Please. Dear God, please.
A depressing studio flat in Streatham (Note to the yankee doodles: Not a nice area) is currently going for ~£200k. Whole city is a shit-show.
Leverage was one of the things that contributed to the 1929 stock market collapse. Stocks were going up so fast that brokers were offering 100% margin (leverage) on stocks, which made them go up fast… Same in real estate, if they accept little or no down payment, and have low interest rates, “values” are going to go up fast, people will be “rich” and will buy more real estate at higher prices.
Real estate “values” are highly sensitive to lending rules, such as credit scores (our 2009 collapse was due to lending to people without sufficient credit or income), income requirements, down payment requirements, and interest rates.
oh dear the capitalists are attacking themselves how awful I can’t bear to look can’t anyone stop them
if you have a moment that would be super no rush
Does this mean I can dust off my “Glengarry Glen Ross” gifs?
So the exact thing that happened in the 2008 collapse? Like literally exactly the same thing? Happening again?
We did a great job of dealing with that crisis, apparently.
So an estate agent is what we barbarians call a real estate agent. What a nightmare to have your whole business invested in a bubble that’s about to burst! I had a friend who was a mortgage broker in 2008, and he had sold a lot of subprime loans. I didn’t envy him.
*comedy trailer
I’ve long associated Realtors at about one rung up the ladder from child molesters.
We learned nothing.
This week’s class was on the Gilded age into the Great Depression and the rise of the liberal consensus… They had to read a Huey Long speech where he attacks FDR for not doing enough and then advocates for a set of policies to really fix the problems… The kids were very easily able to connection that period to today, and they easily saw parallels between what’s happening now and what was happening then.
Hopefully it happens here soon, too.
AFAIK, not the same thing. What made the 2008 crash so bad was the way the CDOs and other weird derivatives had enmeshed the overall market and large parts of world economy with the housing bubble. This time, if there’s a crash, that should be much more contained and far less likely to pull everyone else down with the housing prices.

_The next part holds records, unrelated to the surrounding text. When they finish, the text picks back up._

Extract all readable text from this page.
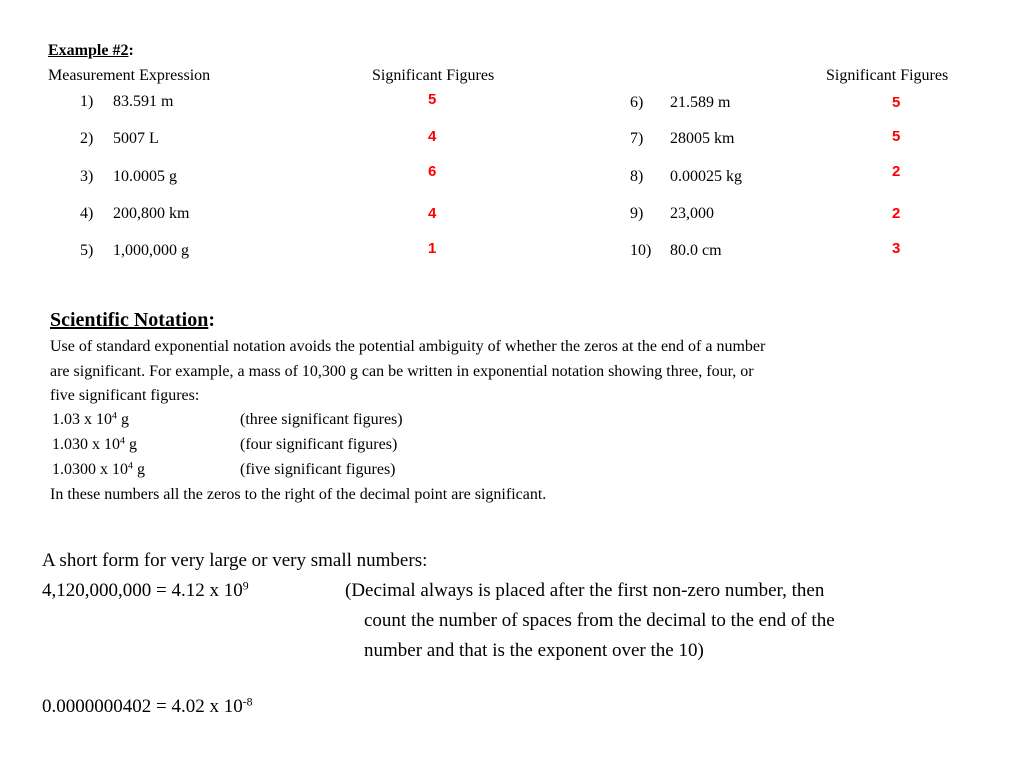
Example #2:
Measurement Expression	Significant Figures	Significant Figures
1) 83.591 m	5
2) 5007 L	4
3) 10.0005 g	6
4) 200,800 km	4
5) 1,000,000 g	1
6) 21.589 m	5
7) 28005 km	5
8) 0.00025 kg	2
9) 23,000	2
10) 80.0 cm	3
Scientific Notation:
Use of standard exponential notation avoids the potential ambiguity of whether the zeros at the end of a number
are significant. For example, a mass of 10,300 g can be written in exponential notation showing three, four, or
five significant figures:
1.03 x $10^4$ g	(three significant figures)
1.030 x $10^4$ g	(four significant figures)
1.0300 x $10^4$ g	(five significant figures)
In these numbers all the zeros to the right of the decimal point are significant.
A short form for very large or very small numbers:
4,120,000,000 = 4.12 x $10^9$	(Decimal always is placed after the first non-zero number, then
count the number of spaces from the decimal to the end of the
number and that is the exponent over the 10)
0.0000000402 = 4.02 x $10^{-8}$
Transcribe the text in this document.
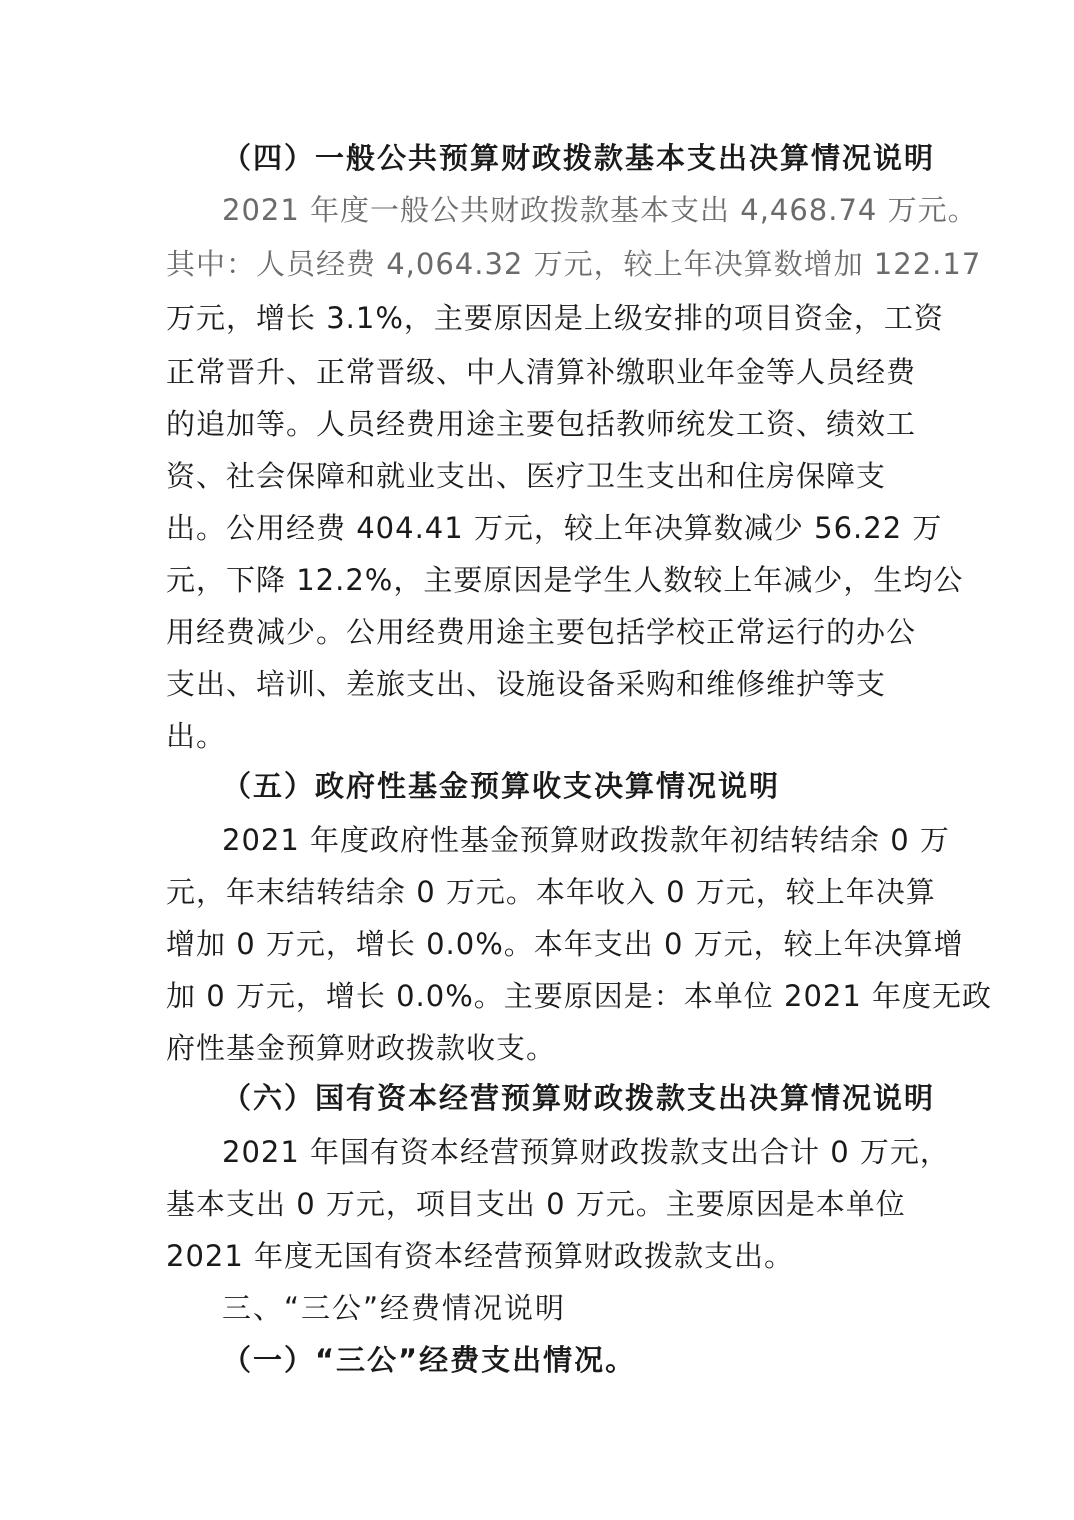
（四）一般公共预算财政拨款基本支出决算情况说明
2021 年度一般公共财政拨款基本支出 4,468.74 万元。
其中：人员经费 4,064.32 万元，较上年决算数增加 122.17
万元，增长 3.1%，主要原因是上级安排的项目资金，工资
正常晋升、正常晋级、中人清算补缴职业年金等人员经费
的追加等。人员经费用途主要包括教师统发工资、绩效工
资、社会保障和就业支出、医疗卫生支出和住房保障支
出。公用经费 404.41 万元，较上年决算数减少 56.22 万
元，下降 12.2%，主要原因是学生人数较上年减少，生均公
用经费减少。公用经费用途主要包括学校正常运行的办公
支出、培训、差旅支出、设施设备采购和维修维护等支
出。
（五）政府性基金预算收支决算情况说明
2021 年度政府性基金预算财政拨款年初结转结余 0 万
元，年末结转结余 0 万元。本年收入 0 万元，较上年决算
增加 0 万元，增长 0.0%。本年支出 0 万元，较上年决算增
加 0 万元，增长 0.0%。主要原因是：本单位 2021 年度无政
府性基金预算财政拨款收支。
（六）国有资本经营预算财政拨款支出决算情况说明
2021 年国有资本经营预算财政拨款支出合计 0 万元，
基本支出 0 万元，项目支出 0 万元。主要原因是本单位
2021 年度无国有资本经营预算财政拨款支出。
三、“三公”经费情况说明
（一）“三公”经费支出情况。
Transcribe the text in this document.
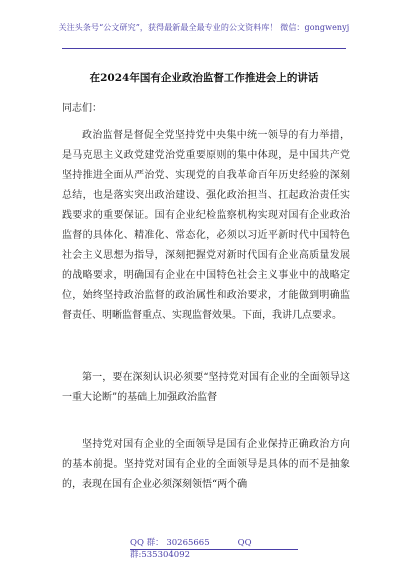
关注头条号“公文研究”，获得最新最全最专业的公文资料库！ 微信：gongwenyj
在2024年国有企业政治监督工作推进会上的讲话
同志们：
政治监督是督促全党坚持党中央集中统一领导的有力举措，是马克思主义政党建党治党重要原则的集中体现，是中国共产党坚持推进全面从严治党、实现党的自我革命百年历史经验的深刻总结，也是落实突出政治建设、强化政治担当、扛起政治责任实践要求的重要保证。国有企业纪检监察机构实现对国有企业政治监督的具体化、精准化、常态化，必须以习近平新时代中国特色社会主义思想为指导，深刻把握党对新时代国有企业高质量发展的战略要求，明确国有企业在中国特色社会主义事业中的战略定位，始终坚持政治监督的政治属性和政治要求，才能做到明确监督责任、明晰监督重点、实现监督效果。下面，我讲几点要求。
第一，要在深刻认识必须要“坚持党对国有企业的全面领导这一重大论断”的基础上加强政治监督
坚持党对国有企业的全面领导是国有企业保持正确政治方向的基本前提。坚持党对国有企业的全面领导是具体的而不是抽象的，表现在国有企业必须深刻领悟“两个确
QQ 群： 30265665	QQ 群:535304092
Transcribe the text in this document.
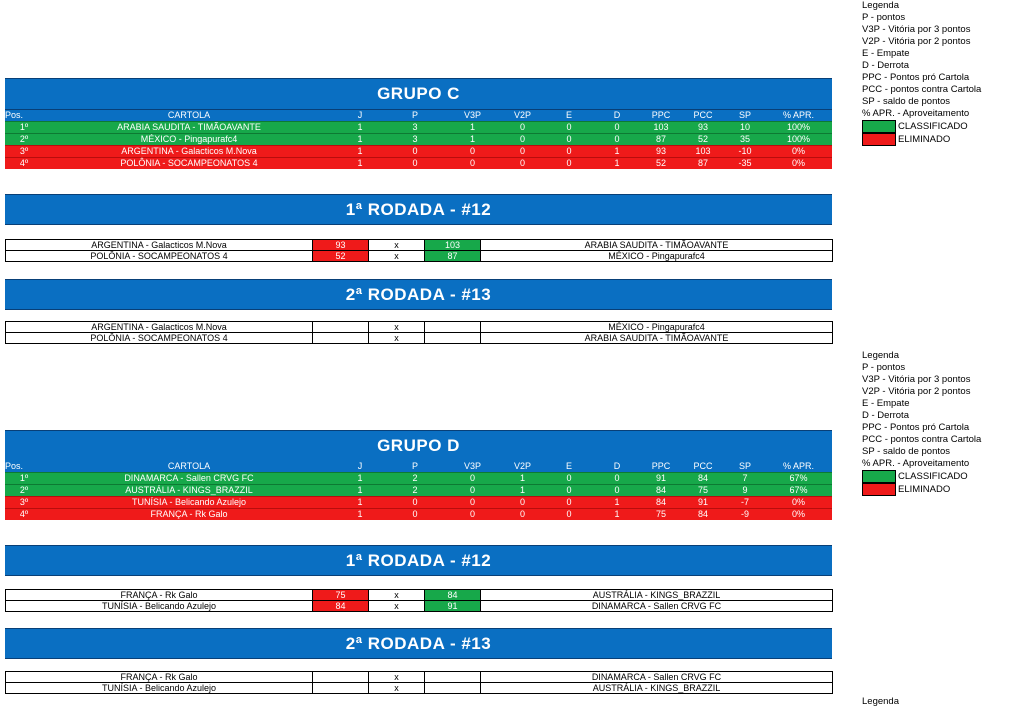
GRUPO C
Pos.	CARTOLA	J	P	V3P	V2P	E	D	PPC	PCC	SP	% APR.
1º	ARABIA SAUDITA - TIMÃOAVANTE	1	3	1	0	0	0	103	93	10	100%
2º	MÉXICO - Pingapurafc4	1	3	1	0	0	0	87	52	35	100%
3º	ARGENTINA - Galacticos M.Nova	1	0	0	0	0	1	93	103	-10	0%
4º	POLÔNIA - SOCAMPEONATOS 4	1	0	0	0	0	1	52	87	-35	0%
1ª RODADA - #12
ARGENTINA - Galacticos M.Nova	93	x	103	ARABIA SAUDITA - TIMÃOAVANTE
POLÔNIA - SOCAMPEONATOS 4	52	x	87	MÉXICO - Pingapurafc4
2ª RODADA - #13
ARGENTINA - Galacticos M.Nova		x		MÉXICO - Pingapurafc4
POLÔNIA - SOCAMPEONATOS 4		x		ARABIA SAUDITA - TIMÃOAVANTE
GRUPO D
Pos.	CARTOLA	J	P	V3P	V2P	E	D	PPC	PCC	SP	% APR.
1º	DINAMARCA - Sallen CRVG FC	1	2	0	1	0	0	91	84	7	67%
2º	AUSTRÁLIA - KINGS_BRAZZIL	1	2	0	1	0	0	84	75	9	67%
3º	TUNÍSIA - Belicando Azulejo	1	0	0	0	0	1	84	91	-7	0%
4º	FRANÇA - Rk Galo	1	0	0	0	0	1	75	84	-9	0%
1ª RODADA - #12
FRANÇA - Rk Galo	75	x	84	AUSTRÁLIA - KINGS_BRAZZIL
TUNÍSIA - Belicando Azulejo	84	x	91	DINAMARCA - Sallen CRVG FC
2ª RODADA - #13
FRANÇA - Rk Galo		x		DINAMARCA - Sallen CRVG FC
TUNÍSIA - Belicando Azulejo		x		AUSTRÁLIA - KINGS_BRAZZIL
Legenda
P - pontos
V3P - Vitória por 3 pontos
V2P - Vitória por 2 pontos
E - Empate
D - Derrota
PPC - Pontos pró Cartola
PCC - pontos contra Cartola
SP - saldo de pontos
% APR. - Aproveitamento
CLASSIFICADO
ELIMINADO
Legenda
P - pontos
V3P - Vitória por 3 pontos
V2P - Vitória por 2 pontos
E - Empate
D - Derrota
PPC - Pontos pró Cartola
PCC - pontos contra Cartola
SP - saldo de pontos
% APR. - Aproveitamento
CLASSIFICADO
ELIMINADO
Legenda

Well, I hope people haven’t made all the same mistakes with derivatives, insurance and re-insurance that led to the catastrophic spread from the housing collapse. But what makes me worry is that for the people who made those “mistakes” they weren’t mistakes. They got theirs, no one outside of Iceland was charged with fraud.
Foxtons blames the losses on a “prolonged downturn” in London’s housing market, exacerbated by Brexit.
These scumbags getting hit is the first and only silver lining of the Brexit debacle I’ve seen.
ok but which direction are they climbing?